Campaign organization pays state $300,000 of $11 million owed

<i>This post has been corrected. See the note below for details.</i>

SACRAMENTO — A campaign group that received $11 million in “dark” political contributions and now owes it to the state has paid only $300,000.

California’s ethics agency on Friday announced receipt of the funds from the political arm of the Small Business Action Committee, whose president said the group’s PAC would pay no more and would close.

The state has yet to collect any money from a second group, the California Future Fund, which owes $4 million but has shut down. An attorney for the organization did not return calls Friday.


The two organizations received the contributions in 2012 from Arizona nonprofit groups that kept mum about where the money had come from.

After investigating the donations, the state found that the source of the funds had not been properly reported by the Arizona groups, and thus the contributions were tainted.

The California committees were ordered to forfeit equivalent sums to the general fund, where the money can pay for government services.

The Arizona groups have paid $1 million in fines for their role in hiding the donors’ identities.

On Friday, a Fair Political Practices Commission official called the $300,000 payment “a win for Californians and for campaign finance disclosure.”

“This case had unique circumstances because it involved two of the largest campaign contributions ever made in California,” said Gary Winuk, the commission’s chief of enforcement.


Joel Fox, president of the Small Business Action Committee, said his group settled its case reluctantly.
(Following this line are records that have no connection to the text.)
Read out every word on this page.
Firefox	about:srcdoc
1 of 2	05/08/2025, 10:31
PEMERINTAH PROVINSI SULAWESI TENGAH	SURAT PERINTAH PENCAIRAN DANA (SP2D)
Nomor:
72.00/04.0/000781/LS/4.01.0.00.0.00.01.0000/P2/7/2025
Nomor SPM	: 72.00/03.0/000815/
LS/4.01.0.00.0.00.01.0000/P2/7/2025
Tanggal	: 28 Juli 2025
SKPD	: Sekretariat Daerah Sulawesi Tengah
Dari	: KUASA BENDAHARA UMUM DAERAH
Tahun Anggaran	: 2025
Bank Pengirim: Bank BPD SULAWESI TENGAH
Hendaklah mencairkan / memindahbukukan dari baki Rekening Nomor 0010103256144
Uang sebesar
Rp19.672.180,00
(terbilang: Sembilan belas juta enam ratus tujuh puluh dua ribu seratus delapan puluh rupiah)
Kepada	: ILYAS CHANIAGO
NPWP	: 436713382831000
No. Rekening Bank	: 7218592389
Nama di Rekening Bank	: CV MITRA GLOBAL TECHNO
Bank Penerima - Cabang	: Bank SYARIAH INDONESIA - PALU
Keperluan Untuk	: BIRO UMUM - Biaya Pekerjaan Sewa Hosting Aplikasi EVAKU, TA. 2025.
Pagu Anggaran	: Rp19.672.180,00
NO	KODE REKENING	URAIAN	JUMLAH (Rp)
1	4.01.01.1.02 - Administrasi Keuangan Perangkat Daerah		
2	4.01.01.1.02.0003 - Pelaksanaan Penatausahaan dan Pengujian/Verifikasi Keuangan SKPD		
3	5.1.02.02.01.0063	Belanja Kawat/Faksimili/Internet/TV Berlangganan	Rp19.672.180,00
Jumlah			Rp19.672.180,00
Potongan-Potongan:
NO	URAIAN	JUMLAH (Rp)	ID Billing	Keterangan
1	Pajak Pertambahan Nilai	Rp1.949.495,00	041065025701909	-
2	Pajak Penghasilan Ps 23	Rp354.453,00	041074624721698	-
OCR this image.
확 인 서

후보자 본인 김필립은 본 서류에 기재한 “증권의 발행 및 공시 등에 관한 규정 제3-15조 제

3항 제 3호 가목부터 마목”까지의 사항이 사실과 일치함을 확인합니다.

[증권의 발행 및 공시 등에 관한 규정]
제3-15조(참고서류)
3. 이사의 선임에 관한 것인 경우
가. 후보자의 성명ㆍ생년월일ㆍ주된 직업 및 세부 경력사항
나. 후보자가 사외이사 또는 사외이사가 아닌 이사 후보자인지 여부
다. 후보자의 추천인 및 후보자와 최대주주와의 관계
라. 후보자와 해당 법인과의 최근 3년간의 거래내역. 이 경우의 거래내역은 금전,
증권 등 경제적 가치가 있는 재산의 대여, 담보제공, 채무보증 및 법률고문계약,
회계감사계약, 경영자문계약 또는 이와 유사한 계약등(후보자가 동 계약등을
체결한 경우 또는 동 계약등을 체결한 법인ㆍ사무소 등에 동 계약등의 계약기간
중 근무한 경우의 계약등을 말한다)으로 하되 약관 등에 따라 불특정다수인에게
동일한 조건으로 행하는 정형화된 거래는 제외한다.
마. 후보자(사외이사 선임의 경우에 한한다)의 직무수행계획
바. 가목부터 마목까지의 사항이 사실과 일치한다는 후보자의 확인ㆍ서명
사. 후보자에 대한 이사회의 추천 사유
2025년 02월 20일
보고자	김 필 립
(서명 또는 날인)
“As a result of an obscure law, the FPPC was required to seek a judgment for disgorgement,” Fox said.

He disputes the constitutionality of that law but said he preferred not to fight the state in court. He views the $300,000 payment as a settlement, he said.

Kathay Feng, president of California Common Cause, noted that the $300,000 is “a small fraction” of the $15 million that the two groups owe the state.

“The difficulty of collecting these kinds of fines only underscores the need for stronger campaign disclosure legislation in California,” she said, “to ensure that voters are able to make informed decisions based on who is funding campaigns.”

The money from Arizona went to the fight against Gov. Jerry Brown’s 2012 ballot measure to increase taxes, which voters passed, and to the promotion of a measure intended to reduce the influence of unions, which was defeated.


Originally, money was donated to a Phoenix nonprofit called the Center to Protect Patient Rights, which is run by a political consultant tied to billionaire Republican contributors Charles and David Koch.

The center sent money to the campaign committees, which spent it on political advertising.

[For the record 11:05 a.m. PST Jan. 25: A headline with an earlier version of this post stated that the Small Business Action Committee violated disclosure rules. The committee did not violate those rules.]